To begin, we demonstrate how repetitions encourage continuation of an already-initiated activity, either through rhythmical repeats of a particular move, or by prosodic markers to extend the activity, and how this is intertwined with the concurrent bodily actions by others. We then move on to argue that even delays of the next relevant action and speeding up are accomplished through repetition, and finally, show how repetition is deployed to instruct temporalities for others’ bodies. A participant will repeat an item to accompany the ongoing activity (be it movement, delay, or activity transition), ratifying that the activity is occurring and can, should, or will continue, as well as helping to coordinate the participants and project when the activity will end.
Adding similar moves
In various exercise classes, the instructor can repeat a word to accompany and reinforce a repetitive movement. For example, repetitive pilates exercises are accompanied by instructor repetitions of ‘formula’ words, established through semantically fuller first instructions (Keevallik, 2020). The repetition itself, however, achieves synchronization of the class activities, whereby both the instructor and the students orient to being together in the moves (Hofstetter and Keevallik, 2023). In excerpt (2), the instructor is rhythmically producing the word kaugusesse ‘into the distance’ every time the participants are supposed to lower their legs and bring them back up. Every iteration accompanies one move down and up, while the students are establishing their own timing with alignments at different syllables (Figure 2 shows a variety). Everybody in the video ends up doing at least three repetitions of the exercise with this leg, with the lowest and highest points increasingly coordinated across the class (Figures 3 and 4); the instructor’s voice jointly achieves the exercise with the students’ bodies, and they become increasingly synchronized.
(2) A stange 2, Pilates instruction (Estonian)
Similar repetitive use of lexicon has been described by Mondada (2014) in instructing a surgical assistant to successively coagulate the cut, and by Okada (2023) for a boxing student to accomplish consecutive punches. While their examples feature verbs and variable temporal relations to the instructed moves, our case shows a noun and its repetition rhythmically together with the others’ moving bodies in an activity where the repetition by itself is the goal of the activity (instead of, e.g., preparing the cut for surgery, or punching the opponent to win a round). Across these instances we can see how repetition of a lexical word (often an imperative) is occasioned by the joint activity, rather than referring to iteration in the abstract realm of symbolic signs. When one person participates with primarily lexical and vocal resources and others through body movements, they bring about action and accomplish its temporal organization together. The repeated items in pilates classes can be longer and consist of several words, such as inga sisse ‘breathe in’ and ja siruta ‘and stretch’, as the instructor establishes those ‘formula’ locally with every exercise (Keevallik, 2020).
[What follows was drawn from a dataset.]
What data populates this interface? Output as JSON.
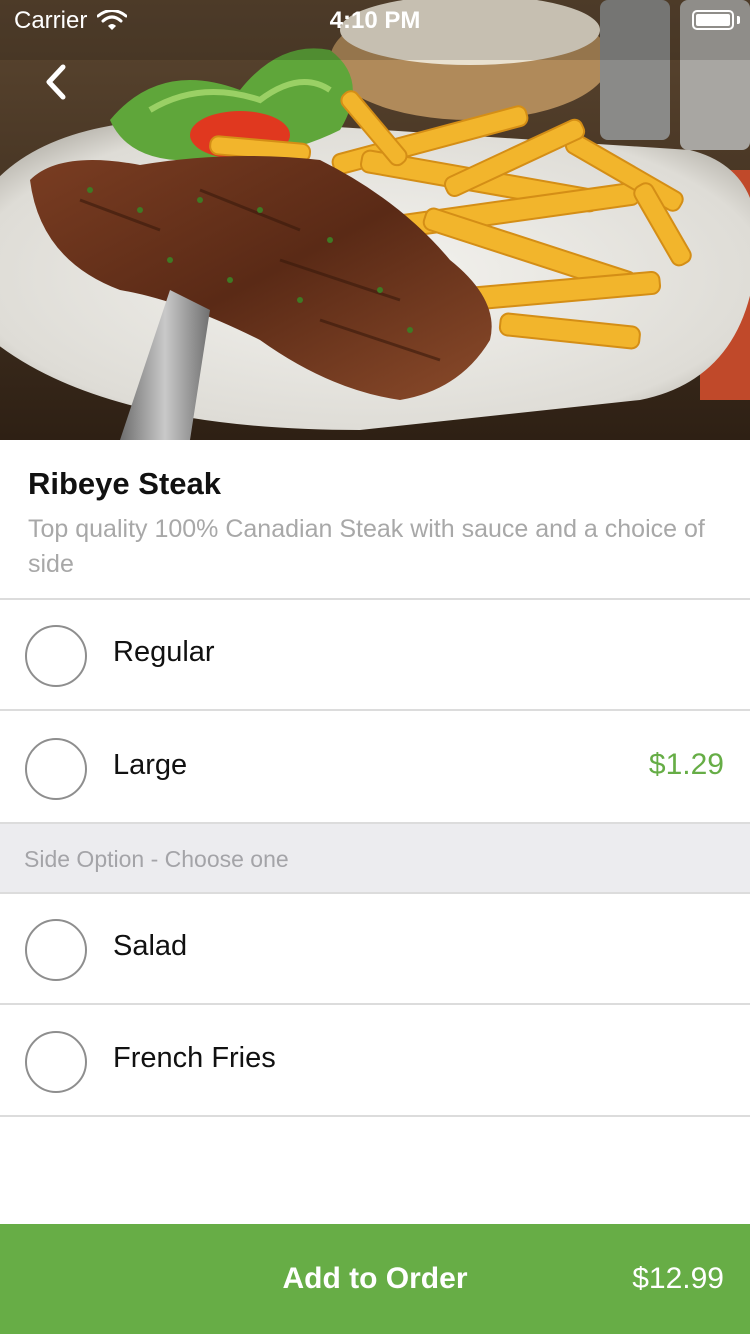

In this study, however, we target yet another group of vocal items that are deployed to achieve repeated moves, namely non-lexical vocalizations.
In a similar context where the movement trajectory has already been established, a dance teacher can utter identical syllables, such as qa:: qa:: qa::, to accompany and organize students’ practice. In excerpt (3) the couples learning a Lindy Hop routine are supposed to take three steps backward with longer holds that cover two beats each (Keevallik, 2021: 6–7). There is no music playing, just the teacher standing in the middle of the circle of students vocalizing in a manner where the extended vowels coincide with the holds, as shown in Figures 5 to 7. Thus, the vocalizations are not a straightforward replacement for music but rather tied to the dancing bodies (Keevallik, 2021). Beat numbers, as danced, are transcribed above the vocal production.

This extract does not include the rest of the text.